I Married You For Happiness. Lily Tuck
Чтение книги онлайн.
Читать онлайн книгу I Married You For Happiness - Lily Tuck страница 8
She lies down in the back of the police car, a grille separating her, like a criminal, from the back of the head and shoulders of the young policeman who is driving. The streets are unplowed and covered in several inches of new snow and she is aware of the eerie reflection of the car’s blue light, illuminating her in surreal-like flashes. The policeman speaks to someone on his radio; ten-four, he repeats, as he drives; when he has to use the brake, the car skids sideways. A truck with chains rumbles noisily past them in the opposite direction and Nina, momentarily caught in the truck’s headlights, has a glimpse of the driver’s surprised stare. Louise is almost there.
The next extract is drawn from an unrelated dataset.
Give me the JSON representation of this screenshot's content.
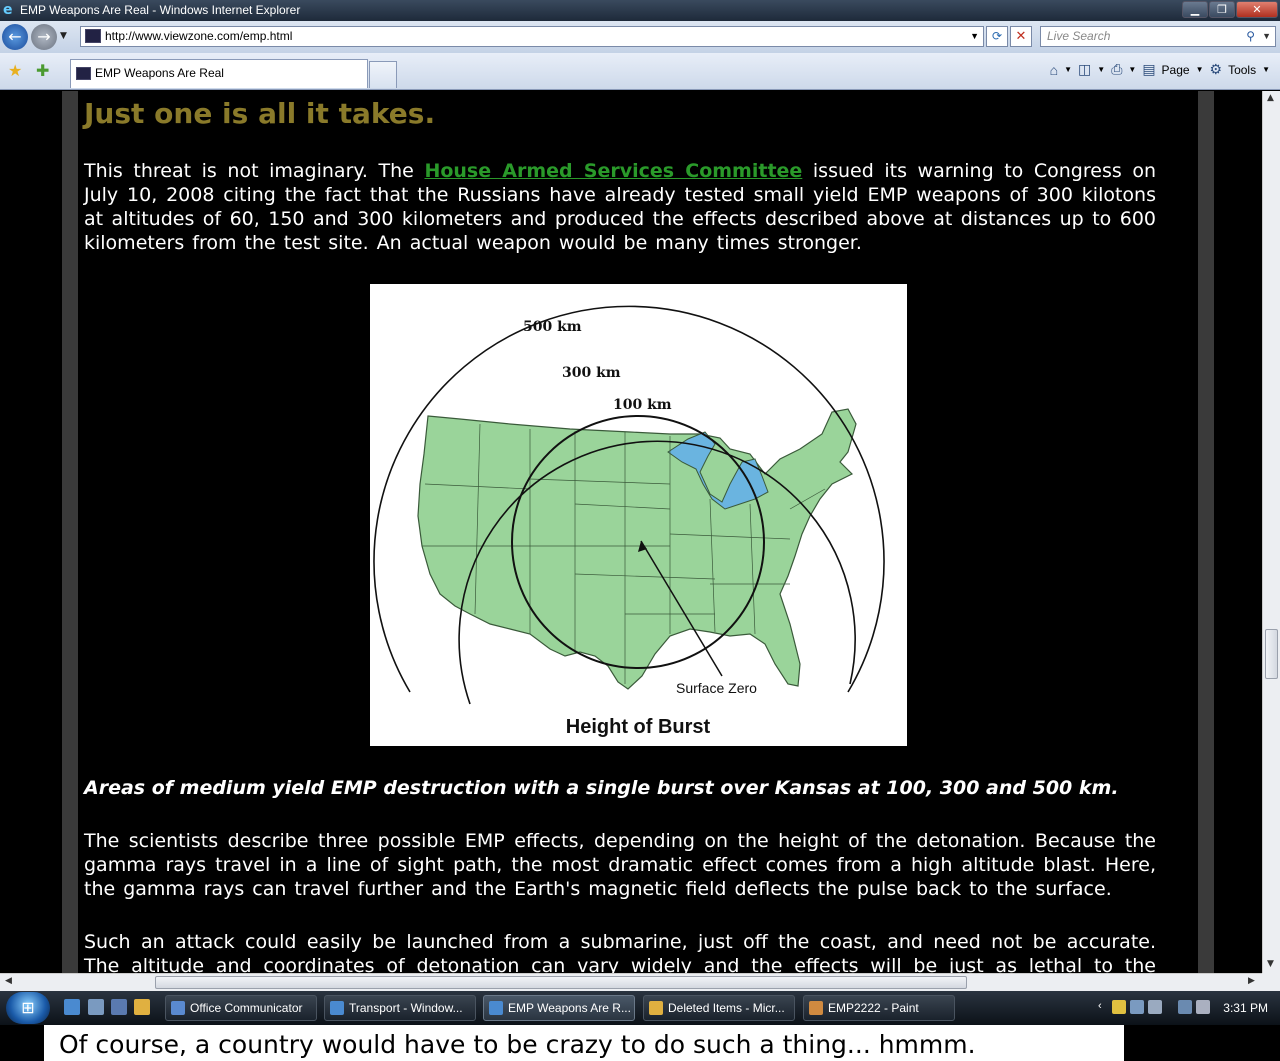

What, she wonders, does the young man in the restaurant with Louise look like?
Does he look like Philip?
Philip has an eidetic memory. He has total recall of names, places, and nearly every meal he has eaten—the good ones, in particular. He can quote entire passages from books and recite poems by heart: The Rime of the Ancient Mariner; Paradise Lost; Shakespeare’s speeches: Now is the winter of our discontent / Made glorious summer by this son of York—she hears his voice taking on a sonorous tone along with a British accent. He can recite lengthy bits in Latin that he learned as a young boy.
A trick, he claims. One has to make an association between the words and a visual image that one positions in space. The Greeks knew how to do this. The story of Simonides is the classic example.
You told me once but I’ve forgotten it, Nina says.
Simonides was hired to recite a poem at a banquet but when he finished, his host, a nobleman, refused to pay him as he had promised, complaining that instead of praising him in the poem, Simonides praised Castor and Pollux and he should ask the two gods to pay him. Simonides was then told that two men were waiting for him outside and he left the banquet hall but when he got outside—
I remember now, Nina says. No one was there but the roof of the banquet hall collapsed, killing everyone. The corpses of the guests were so mangled that they were unrecognizable but since Simonides had a visual memory of where each had been sitting, he could identify them. I remember you told me that story on Belle-Île, one summer. We were in a café next to the harbor. I think we were waiting for the ferry and for Louise.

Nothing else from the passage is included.